De Partij voor de Dieren heeft altijd gezegd: zoek geen praktische maar een inhoudelijke oplossing. Wij zijn voorstander van een gelijkwaardig partnerschap in de eventuele samenwerking met het NMVW met een gedegen borging van het Rotterdamse profiel met betrekking tot inhoudelijk beleid, onderzoek, tentoonstellingen, collectievorming en een eigen presentatiebudget. De gemeente Rotterdam financiert het Wereldmuseum immers met twintig miljoen gemeentelijke subsidie tijdens voornoemde cultuurplanperiode en is tevens eigenaar van de collectie.
In de brief schrijft het college dat het NMVW beschikt over grote inhoudelijke kennis. Wij willen daar meer over weten, aangezien het sterk verband houdt met het zoeken naar een inhoudelijke oplossing voor de problemen bij het Wereldmuseum. Daarom stellen wij u de volgende vragen:
1. Wie is er thans verantwoordelijk voor het inhoudelijke beleid bij het NMVW?

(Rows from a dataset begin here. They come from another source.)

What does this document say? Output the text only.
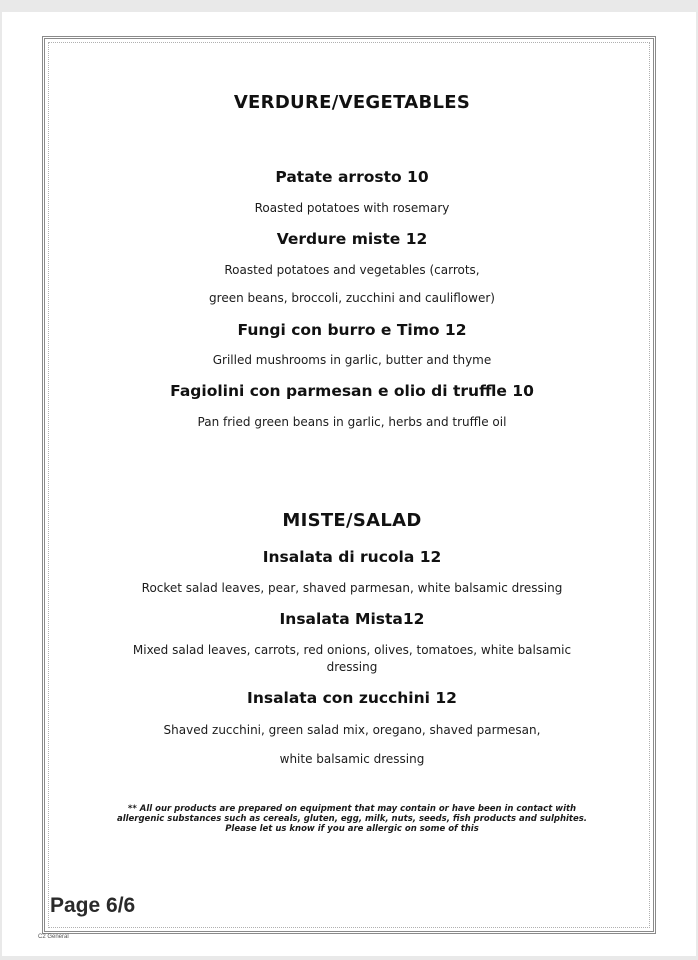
VERDURE/VEGETABLES
Patate arrosto 10
Roasted potatoes with rosemary
Verdure miste 12
Roasted potatoes and vegetables (carrots,
green beans, broccoli, zucchini and cauliflower)
Fungi con burro e Timo 12
Grilled mushrooms in garlic, butter and thyme
Fagiolini con parmesan e olio di truffle 10
Pan fried green beans in garlic, herbs and truffle oil
MISTE/SALAD
Insalata di rucola 12
Rocket salad leaves, pear, shaved parmesan, white balsamic dressing
Insalata Mista12
Mixed salad leaves, carrots, red onions, olives, tomatoes, white balsamic
dressing
Insalata con zucchini 12
Shaved zucchini, green salad mix, oregano, shaved parmesan,
white balsamic dressing
** All our products are prepared on equipment that may contain or have been in contact with
allergenic substances such as cereals, gluten, egg, milk, nuts, seeds, fish products and sulphites.
Please let us know if you are allergic on some of this
Page 6/6
C2 General
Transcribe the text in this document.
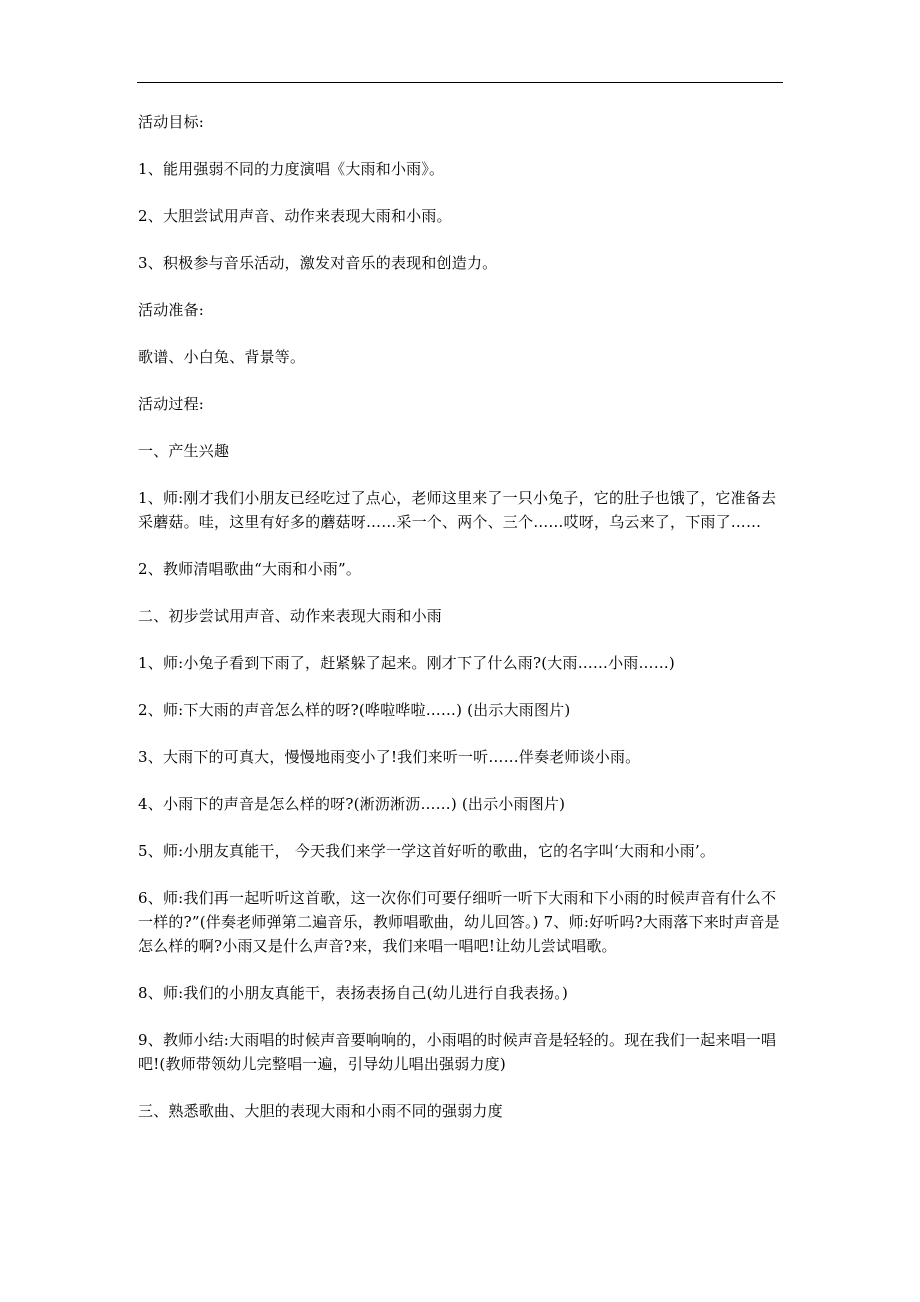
活动目标:

1、能用强弱不同的力度演唱《大雨和小雨》。

2、大胆尝试用声音、动作来表现大雨和小雨。

3、积极参与音乐活动，激发对音乐的表现和创造力。

活动准备:

歌谱、小白兔、背景等。

活动过程:

一、产生兴趣

1、师:刚才我们小朋友已经吃过了点心，老师这里来了一只小兔子，它的肚子也饿了，它准备去采蘑菇。哇，这里有好多的蘑菇呀……采一个、两个、三个……哎呀，乌云来了，下雨了……

2、教师清唱歌曲“大雨和小雨”。

二、初步尝试用声音、动作来表现大雨和小雨

1、师:小兔子看到下雨了，赶紧躲了起来。刚才下了什么雨?(大雨……小雨……)

2、师:下大雨的声音怎么样的呀?(哗啦哗啦……) (出示大雨图片)

3、大雨下的可真大，慢慢地雨变小了!我们来听一听……伴奏老师谈小雨。

4、小雨下的声音是怎么样的呀?(淅沥淅沥……) (出示小雨图片)

5、师:小朋友真能干， 今天我们来学一学这首好听的歌曲，它的名字叫‘大雨和小雨’。

6、师:我们再一起听听这首歌，这一次你们可要仔细听一听下大雨和下小雨的时候声音有什么不一样的?”(伴奏老师弹第二遍音乐，教师唱歌曲，幼儿回答。) 7、师:好听吗?大雨落下来时声音是怎么样的啊?小雨又是什么声音?来，我们来唱一唱吧!让幼儿尝试唱歌。

8、师:我们的小朋友真能干，表扬表扬自己(幼儿进行自我表扬。)

9、教师小结:大雨唱的时候声音要响响的，小雨唱的时候声音是轻轻的。现在我们一起来唱一唱吧!(教师带领幼儿完整唱一遍，引导幼儿唱出强弱力度)

三、熟悉歌曲、大胆的表现大雨和小雨不同的强弱力度
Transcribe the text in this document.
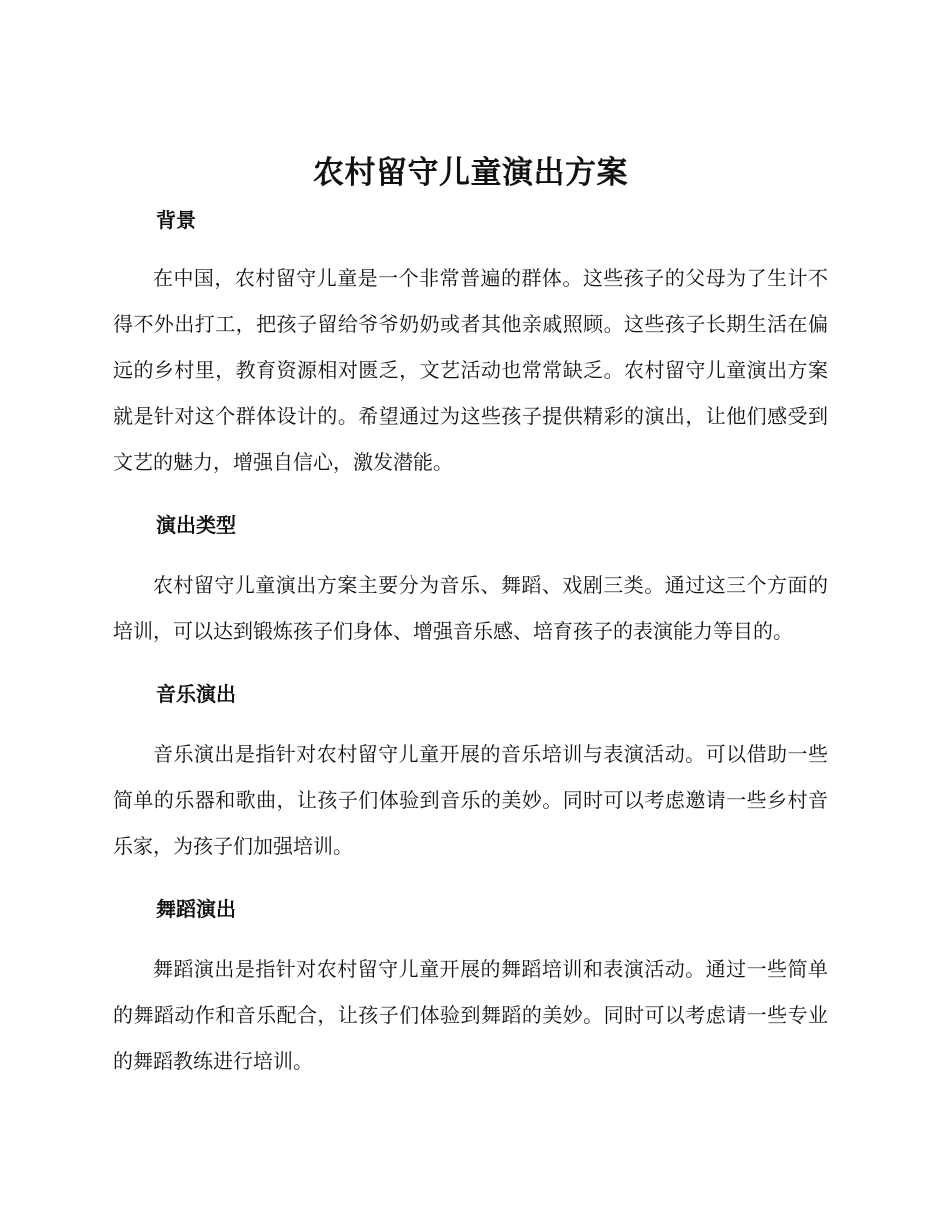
农村留守儿童演出方案
背景

在中国，农村留守儿童是一个非常普遍的群体。这些孩子的父母为了生计不得不外出打工，把孩子留给爷爷奶奶或者其他亲戚照顾。这些孩子长期生活在偏远的乡村里，教育资源相对匮乏，文艺活动也常常缺乏。农村留守儿童演出方案就是针对这个群体设计的。希望通过为这些孩子提供精彩的演出，让他们感受到文艺的魅力，增强自信心，激发潜能。

演出类型

农村留守儿童演出方案主要分为音乐、舞蹈、戏剧三类。通过这三个方面的培训，可以达到锻炼孩子们身体、增强音乐感、培育孩子的表演能力等目的。

音乐演出

音乐演出是指针对农村留守儿童开展的音乐培训与表演活动。可以借助一些简单的乐器和歌曲，让孩子们体验到音乐的美妙。同时可以考虑邀请一些乡村音乐家，为孩子们加强培训。

舞蹈演出

舞蹈演出是指针对农村留守儿童开展的舞蹈培训和表演活动。通过一些简单的舞蹈动作和音乐配合，让孩子们体验到舞蹈的美妙。同时可以考虑请一些专业的舞蹈教练进行培训。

2. Heeft het NMVW een inhoudelijk directeur (lees: hoofdconservator)? Indien nee, weet het college waarom niet? En sinds wanneer niet?

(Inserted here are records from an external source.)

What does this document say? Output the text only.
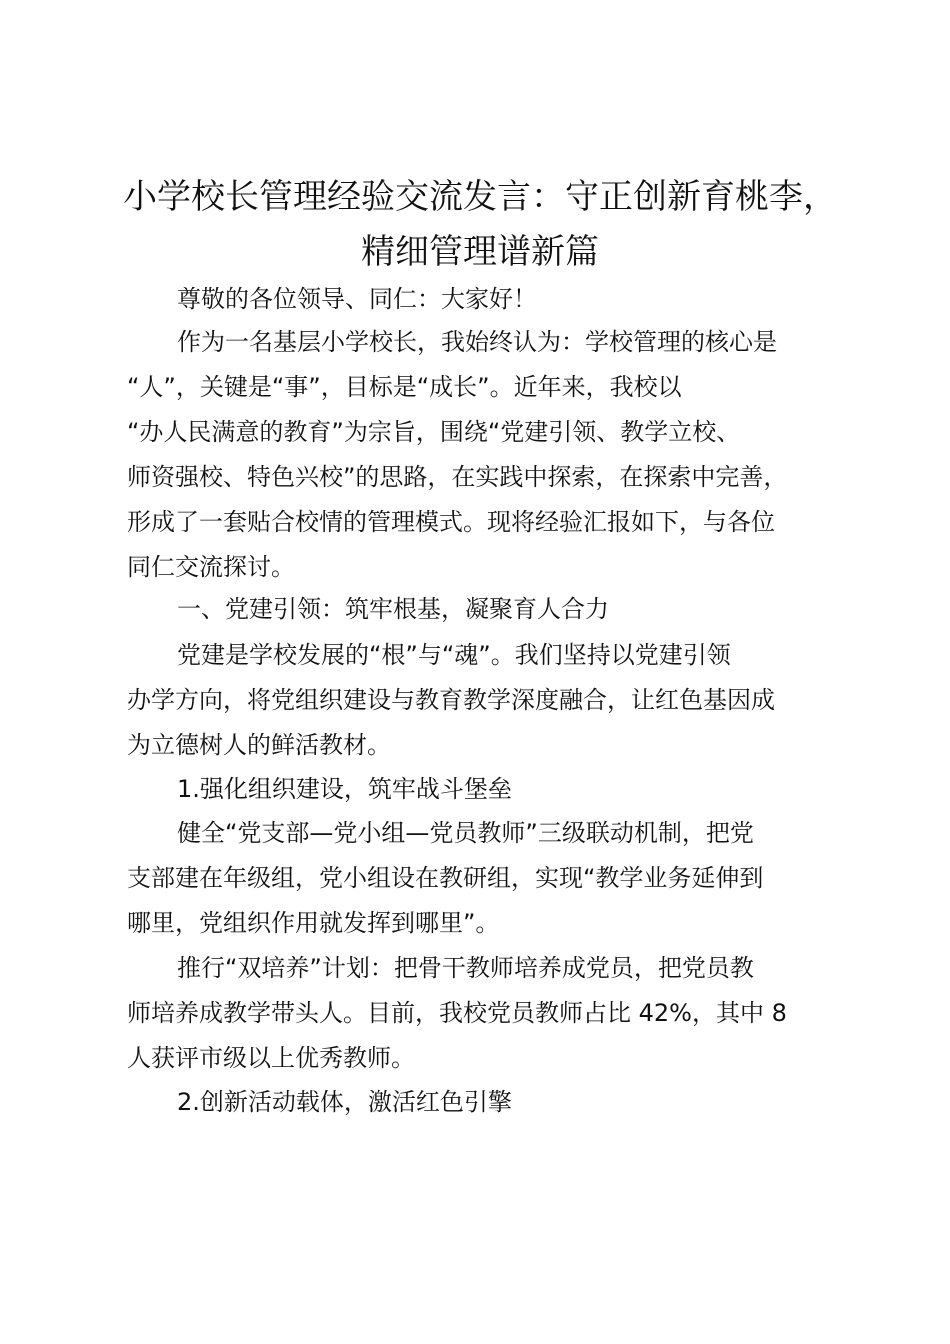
小学校长管理经验交流发言：守正创新育桃李，
精细管理谱新篇

尊敬的各位领导、同仁：大家好！

作为一名基层小学校长，我始终认为：学校管理的核心是
“人”，关键是“事”，目标是“成长”。近年来，我校以
“办人民满意的教育”为宗旨，围绕“党建引领、教学立校、
师资强校、特色兴校”的思路，在实践中探索，在探索中完善，
形成了一套贴合校情的管理模式。现将经验汇报如下，与各位
同仁交流探讨。

一、党建引领：筑牢根基，凝聚育人合力

党建是学校发展的“根”与“魂”。我们坚持以党建引领
办学方向，将党组织建设与教育教学深度融合，让红色基因成
为立德树人的鲜活教材。

1.强化组织建设，筑牢战斗堡垒

健全“党支部—党小组—党员教师”三级联动机制，把党
支部建在年级组，党小组设在教研组，实现“教学业务延伸到
哪里，党组织作用就发挥到哪里”。

推行“双培养”计划：把骨干教师培养成党员，把党员教
师培养成教学带头人。目前，我校党员教师占比 42%，其中 8
人获评市级以上优秀教师。

2.创新活动载体，激活红色引擎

3. Is het NMVW van plan een inhoudelijk directeur aan te stellen? Indien ja, weet het college vanaf wanneer?
4. Is het college het met ons eens dat er geen sprake kan zijn van een kwalitatief goed inhoudelijk programma als er geen inhoudelijk directeur is? Indien nee, waarom niet?
Ons bereiken signalen dat er een groot verloop van personeel is bij de inhoudelijke staf van het NMVW. In een artikel ('Geplaagd museum komt in een gespreid bedje”) in Trouw van 8 september jongstleden zegt de algemeen directeur van het NMVW dat het museum beschikt over 14 conservatoren.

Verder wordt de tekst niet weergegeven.